L’Internet des Objets désigne la « connexion » de ces objets à un réseau plus large, que ce soit directement (par Wi-Fi par exemple), par l’intermédiaire du smartphone de l’utilisateur (souvent via une connexion Bluetooth) ou grâce à des protocoles de communication qui leur sont propres, et qui permettraient aux objets de communiquer entre eux. Selon de nombreuses prévisions, à l’horizon 2022, un tiers des objets connectés utiliseront les protocoles GSM actuels, un tiers utiliseront des réseaux à très courte portée notamment dans des usages domotiques (protocoles Z-Wave ou Zigbee), un tiers enfin devraient être connectés à des réseaux bas débit/ longue portée. Sur ce dernier point, deux grands types de réseaux bas débit s’opposent actuellement :

– le réseau Sigfox qui mise sur des messages très courts et légers (12 bytes – 140 messages par jour), avec le déploiement rapide d’un réseau « sans couture » à l’échelle mondiale.

– le réseau LoRa qui permet des messages plus importants (50 kbyes), et s’appuie sur les acteurs mobiles en place pour construire son réseau.
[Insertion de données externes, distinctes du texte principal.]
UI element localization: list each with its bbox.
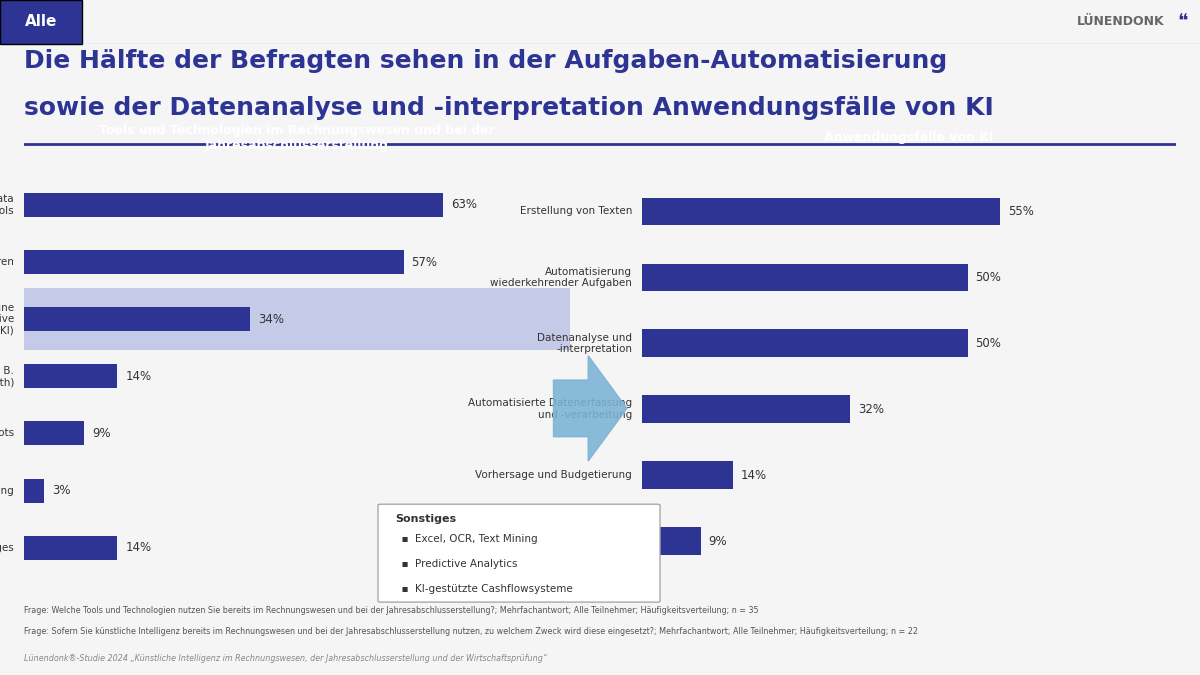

Sujet à suivre absolument !

Les objets connectés et le BIM à l’échelle de la Ville intelligente : vers la mise en place d’une plate-forme d’information de services urbains

Le développement du BIM (Building information Models, Modelling and Management) dans le domaine de la construction permet d’aboutir pour un projet de bâtiment donné, à une maquette numérique comprenant une base de données centrale mise au point pendant les phases de design et de construction. Cette base de données a vocation à être également gérée pendant la phase d’exploitation, maintenance du bâtiment. L’extension du concept BIM à une échelle urbaine, CIM (City Information Modelling), permet d’aboutir à la notion de maquette numérique urbaine, qui peut se construire, étape par étape avec 5 niveaux de détails (niv 0 à 4) afin de gérer la complexité du territoire ;  le niveau 4 correspondant au niveau BIM des bâtiments. Ces maquettes au format CityGML peuvent être intégrées dans des Systèmes d’information géographiques (SIG) pour en particulier, réaliser des simulations urbaines. L’arrivée des objets connectés à différents niveaux de la ville et des bâtiments est une opportunité pour collecter des données en temps réel, qui vendraient compléter les données des maquettes numériques urbaines, permettant ainsi de constituer, un outil de monitoring et d’aide à la décision à l’échelle de la ville. De nombreux sujets en termes d’intégration des données (interopérabilité) et d’agrégation en fonction des niveaux d’échelle concernés, se posent encore. Des travaux de recherche visent à proposer des approches permettant de faciliter la fusion au sein d’un SIG, des données issues des maquettes BIM et des données issues des objets connectés à l’échelle de la ville.

On imagine très vite les potentialités d’une telle plate-forme d’information en termes de développement de services urbains offerts aux citoyens.

Aujourd’hui, nous faisons face à un foisonnement d’applications et d’initiatives diverses en matière d’Iot, et le développement du BIM et du CIM se propose de remodeler la ville. La Smart City constitue un extraordinaire terrain d’expérimentation pour coupler l’ensemble de ces technologies.